In an interview with Fox News this afternoon, Mitt Romney shot back at critics who complained that he didn’t mention Afghanistan or praise U.S. troops in his convention speech last week, arguing that he focused on issues that are “important.”

Fox News’s Brett Baier told Romney that “several speakers” at the Democratic National Convention in Charlotte this week criticized the GOP presidential nominee for the omissions (actually it was right-wing foreign policy leader Bill Kristol who started the attacks) and asked him if he had any regrets. “I only regret you’re repeating it day in and day out,” Romney said, adding that his speech focused on things that are important:

BAIER: To hear several speakers in Charlotte … they were essentially saying that you don’t care about the U.S. military because you didn’t mention U.S. troops and the war in Afghanistan in your nomination acceptance speech. … Do you regret opening up this line of attack, now a recurring attack, by leaving out that issue in the speech.

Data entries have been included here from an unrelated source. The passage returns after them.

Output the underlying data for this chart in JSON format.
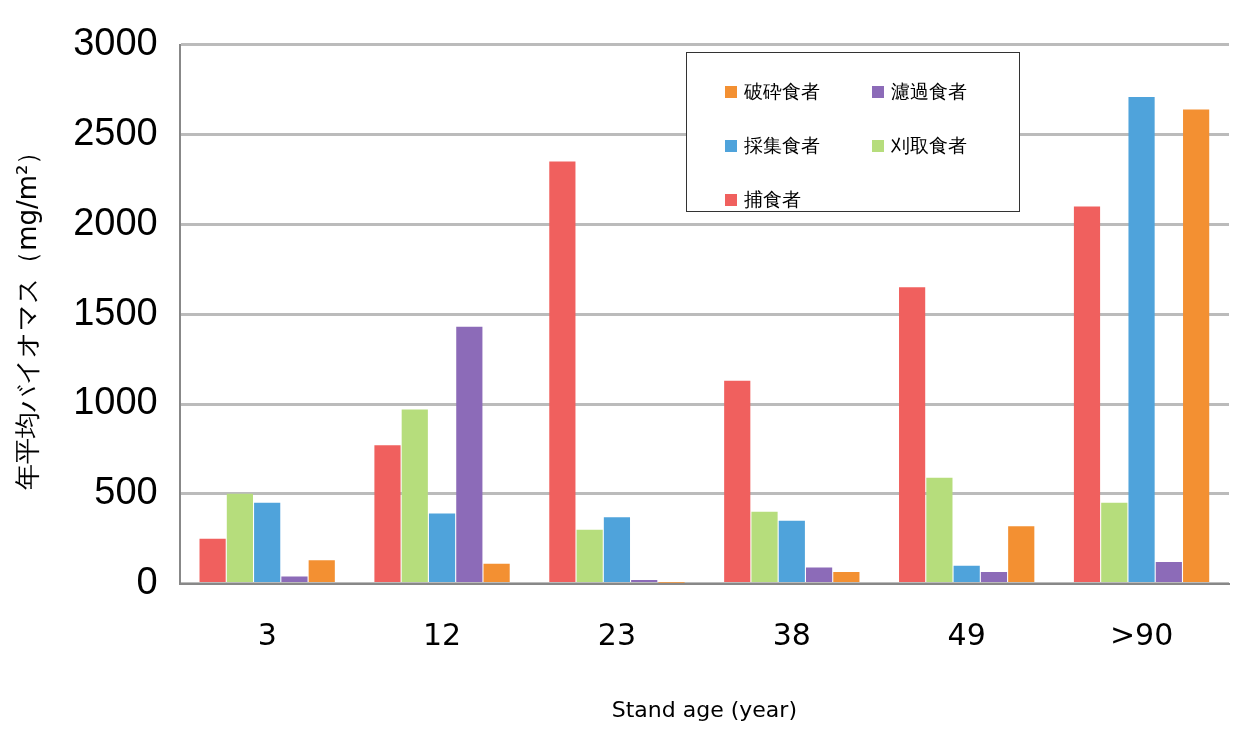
{
  "chart_data": {
    "type": "bar",
    "xlabel": "Stand age (year)",
    "ylabel": "年平均バイオマス（mg/m²）",
    "categories": [
      "3",
      "12",
      "23",
      "38",
      "49",
      ">90"
    ],
    "series": [
      {
        "name": "捕食者",
        "color": "#f0605e",
        "values": [
          250,
          770,
          2350,
          1130,
          1650,
          2100
        ]
      },
      {
        "name": "刈取食者",
        "color": "#b6dd7c",
        "values": [
          500,
          970,
          300,
          400,
          590,
          450
        ]
      },
      {
        "name": "採集食者",
        "color": "#4fa3db",
        "values": [
          450,
          390,
          370,
          350,
          100,
          2710
        ]
      },
      {
        "name": "濾過食者",
        "color": "#8c6bb8",
        "values": [
          40,
          1430,
          20,
          90,
          65,
          120
        ]
      },
      {
        "name": "破砕食者",
        "color": "#f39032",
        "values": [
          130,
          110,
          5,
          65,
          320,
          2640
        ]
      }
    ],
    "ylim": [
      0,
      3000
    ],
    "yticks": [
      0,
      500,
      1000,
      1500,
      2000,
      2500,
      3000
    ],
    "grid": "y",
    "legend": "top right"
  }
}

ROMNEY: I only regret you’re repeating it day in and day out. When you give a speech you don’t go through a laundry list, you talk about the things that you think are important and I described in my speech, my commitment to a strong military unlike the president’s decision to cut our military. And I didn’t use the word troops, I used the word military. I think they refer to the same thing.

Watch the clip:

The war in Afghanistan and the sacrifices made by U.S. troops weren’t important enough for Romney to talk about them in his speech? His speech did mention the military, but only to say that he wants to “preserve” a strong military (incidentally so does Obama). But Kristol’s criticism was not that Romney didn’t mention the military but that he did not pay tribute to U.S. troops who fought or are fighting in Iraq and Afghanistan.


But what is Romney’s “commitment to a strong military”? He plans to increase military spending by $2.1 trillion over the next ten years (which the military does not need) without offering a plan to pay for it. That doesn’t sound too much like a strong commitment to the economy.